Sergueï avait réinvesti le corps mécanique de la poupée, et parce que le froid, cette nuit était mordante, je n’avais pas réussi à m’endormir.

Collé contre le petit poil que Sergueï avait rapporté la semaine passée, je tentais de me réchauffer. Tout ici était si mal isolé, et les feuilles de journaux prenait vite l’humidité sous les tapis usés.

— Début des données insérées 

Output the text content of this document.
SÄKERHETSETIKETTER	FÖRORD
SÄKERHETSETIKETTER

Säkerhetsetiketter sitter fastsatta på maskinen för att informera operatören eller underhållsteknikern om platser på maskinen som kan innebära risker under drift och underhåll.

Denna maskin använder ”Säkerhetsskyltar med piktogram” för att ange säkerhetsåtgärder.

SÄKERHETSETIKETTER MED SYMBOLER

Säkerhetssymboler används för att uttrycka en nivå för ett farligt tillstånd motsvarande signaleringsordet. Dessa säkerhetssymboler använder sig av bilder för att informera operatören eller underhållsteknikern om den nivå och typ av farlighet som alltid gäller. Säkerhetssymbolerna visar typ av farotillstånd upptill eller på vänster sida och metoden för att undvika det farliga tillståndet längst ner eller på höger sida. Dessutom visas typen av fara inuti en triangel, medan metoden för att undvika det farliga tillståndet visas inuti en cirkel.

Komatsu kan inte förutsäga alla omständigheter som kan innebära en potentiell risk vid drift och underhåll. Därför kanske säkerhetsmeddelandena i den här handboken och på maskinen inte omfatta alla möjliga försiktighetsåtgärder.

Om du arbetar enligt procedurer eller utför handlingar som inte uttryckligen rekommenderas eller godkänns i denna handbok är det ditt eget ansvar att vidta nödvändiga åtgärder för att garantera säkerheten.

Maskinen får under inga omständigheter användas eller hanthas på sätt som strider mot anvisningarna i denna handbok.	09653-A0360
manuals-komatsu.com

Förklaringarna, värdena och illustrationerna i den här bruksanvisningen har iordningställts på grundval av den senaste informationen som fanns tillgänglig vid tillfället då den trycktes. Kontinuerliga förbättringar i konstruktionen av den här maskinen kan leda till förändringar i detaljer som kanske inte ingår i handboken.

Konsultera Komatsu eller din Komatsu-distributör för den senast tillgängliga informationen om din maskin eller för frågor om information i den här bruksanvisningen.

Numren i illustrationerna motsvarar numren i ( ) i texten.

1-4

— Tu veux dire qu’il y a des personnes sans pouvoir dans l’Envers, l’interrompis-je.

— Je veux dire que c’est un miroir. Une ombre… Il y a là-bas tout ce qu’il y a ici. Et nos mondes sont reliés grâce à la magie que nous possédons dans nos corps. Plus les sorciers de l’endroit tuent, plus ceux de l’Envers parvienne à rouvrir des portes fermées depuis des siècles. Les Tolémines.

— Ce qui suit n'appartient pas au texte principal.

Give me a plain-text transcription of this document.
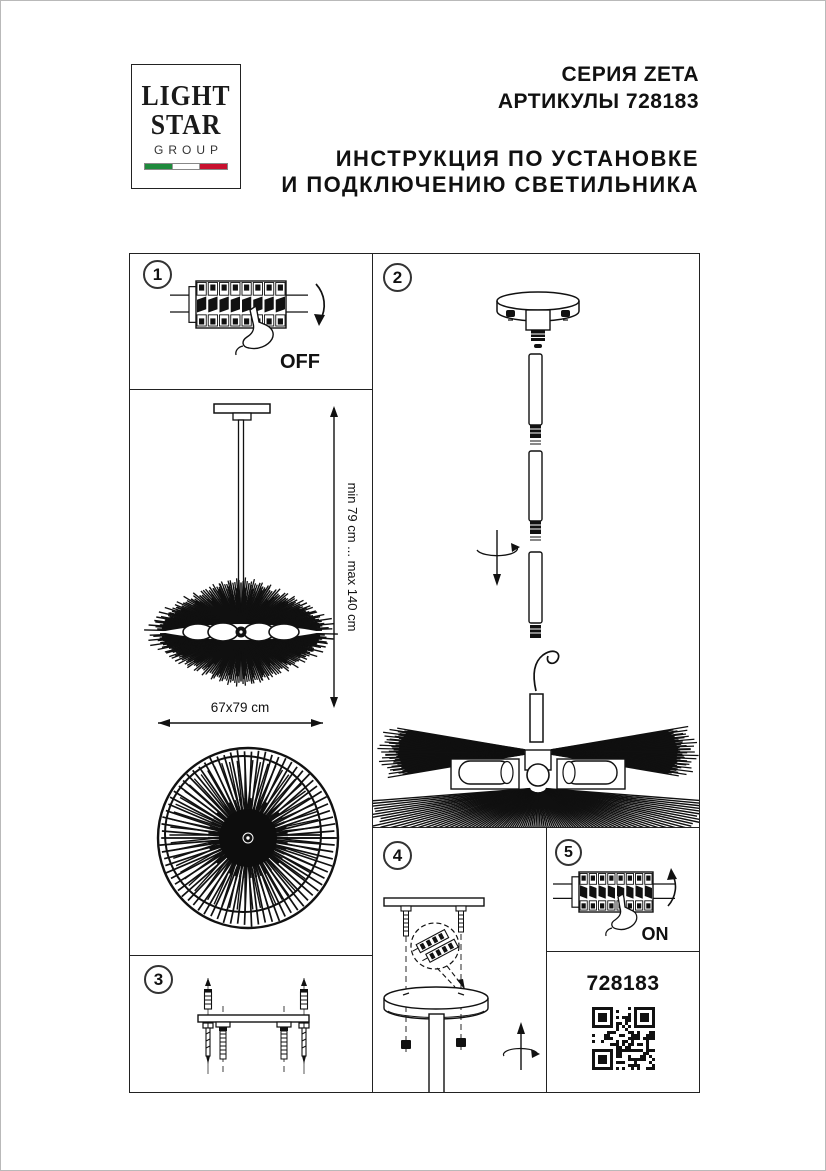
LIGHT
STAR
GROUP
СЕРИЯ ZETA
АРТИКУЛЫ 728183
ИНСТРУКЦИЯ ПО УСТАНОВКЕ
И ПОДКЛЮЧЕНИЮ СВЕТИЛЬНИКА
1
OFF
min 79 cm ... max 140 cm
67x79 cm
3
2
4	5
ON
728183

— Si tu sais que ce sont des portes et qu’ils leur suffisent de te faire tuer pour les ouvrir pourquoi le fais-tu ?

— À l’époque, je m’en fichais. Je me moquais de tout. J’avais une douleur dans le cœur à assouvir. Et Aujourd’hui, je n’ai plus d’ombre en moi. Mes crimes n’apportent qu’à moi. Et puis… Les sorciers de l’Endroit sont devenus si rares. Les portes ne se réouvriront plus jamais. Et Si Ïeugres disait vrai, l’Envers se meure depuis des lustres.

— Ne risque-t-il pas de mourir ? Ïeugres.

— Il mourra. Nous avons déjà bien vécu lui et moi. Nous avons déjà une bonne soixantaine d’années.

— Tu en parais moins.

— J’ai toujours paru moins que mon âge. Mais que veut dire vraiment « paraître son âge ». Encore une drôle d’idée pour consterner.

Il me fit me lever et posa sur le tapis un morceau de cuir. Pensait-il que la fraicheur du sol en serait moins glaçante ?

Je me rassis.

Sergueï avait raison. J’avais moins froid. Je ne saisissais pas le pourquoi il prenait si bien soin de moi. Qu’étais-je à ses yeux ? J’y voyais, par intermittence, de la pitié. Ça me blessait, mais j’étais reconnaissante de ce qu’il m’offrait : un foyer où je n’étais plus seule, où j’avais un peu plus chaud, où on m’apportait des repas. Il était bon envers moi et je savais que je lui faisais mal par ma condition. Sans dire un mot, simplement dans ses gestes, il me rappelait que prochainement, il partirait. Nous lui cherchions un corps. Un peu plus de temps pour qu’il serve ses idéaux et pour qu’il retrouve celui qu’il était ou qu’il voulait être. Je crois bien que Ïeugres était tout un monde pour lui. Il n’osait pas le dire. Et, je n’osais pas lui poser plus de question sur son ombre ni sur le monde étrange de l’Envers. En ce qui me concernait, je n’avais pas de double pour m’accompagner. Ou alors, il était sacrément bien caché. Sergueï pensait que j’étais une sorcière de « dernier souffle ». La dernière de ma lignée. Mon pouvoir s’était amoindri et il continuerait à le faire. Je n’avais pas une grande envie de l’explorer. S’il m’apportait plus de problème que j’en avais déjà, alors je lui souhaitais bon vent.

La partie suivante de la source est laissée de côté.